When I wrote my new novel, The Mirror Empire I knew I wanted a protagonist with a chronic condition, a physical ailment that she needed to manage, but I wanted whatever it was to be as different from my own as I could manage while still writing honestly about them. The closer her limitations were to mine, I knew, the more likely I’d be to pull my punches.
So when Lilia, my primary heroine, walks onto the page, she gets her first injury at the end of the first chapter. Unlike a chronic illness, this one restricted her movement, and it was visible – people noticed it, and she had to manage not only her own capabilities, but their expectation of her capabilities. It was, I realized with my own illness, often far more exhausting to disabuse or educate others on my actual limitations than to endure them myself. People have very limited knowledge of my particular illness, and people make assumptions about Lilia’s mobility often as well, much to her annoyance.

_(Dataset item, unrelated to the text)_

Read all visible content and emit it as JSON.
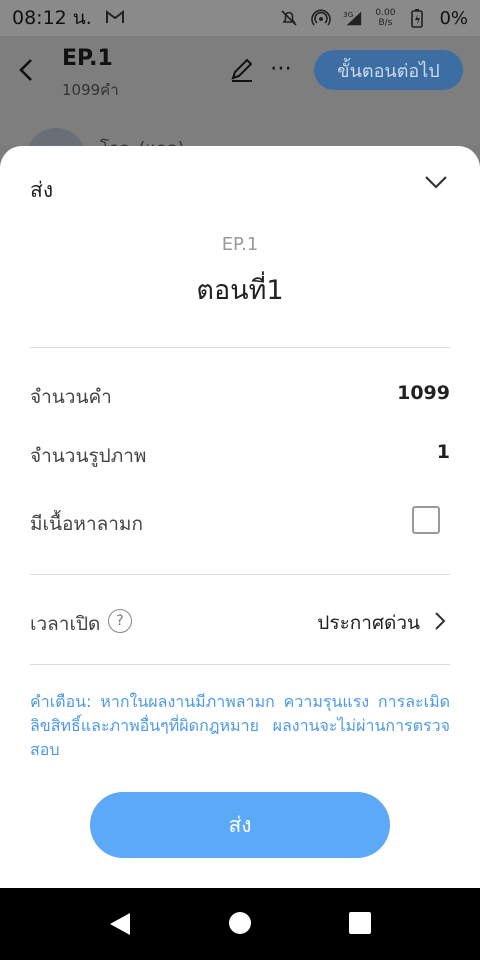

Even in very early drafts of The Mirror Empire, Lilia had asthma, and I wanted to keep that in the final version as well. I have a very young niece who has chronic asthma. She’s spent a great deal of her childhood in emergency rooms, getting shot full of steroids and gasping for air. She goes nowhere without an emergency pack of medication and various inhalers. As both of us have to deal with the expectations of our capabilities from some of the same sources – in this case, my parents, who are leery of taking her anywhere in the same way they get anxious about me eating on a regular schedule because what happens if you don’t take your medication at the exact same time of day? – I sympathize with her quite often.
When I rewrote Lilia’s coping with asthma in the final version, I drew on my experiences with my niece. I knew it was going to affect how much physical exercise she could engage in, and how she’d have to be constantly aware of her other triggers to manage and minimize her attacks. And, again – I was very much aware of how others would make assumptions about her based on the knowledge of her asthma, and how she would often prove them wrong.
Lilia is given many more hurdles to overcome as the book progresses – some physical, some emotional, some literal – but making life harder for her than it may be for others, or at least the “others” we often seen represented in fiction, in media, made her a far more complex and truer character, to me, than she would have been otherwise. And of course, she is not the only character in the world who must carve out a place for herself while starting eight steps behind someone other narratives might place in the primary protagonist’s seat.
Writing about Lilia’s life, and how she navigated in a world of others’ expectations and managing her own boundaries, was far easier for me than trying to write a more direct allegory of my own experiences. Sometimes you need some distance. You need to take a step back.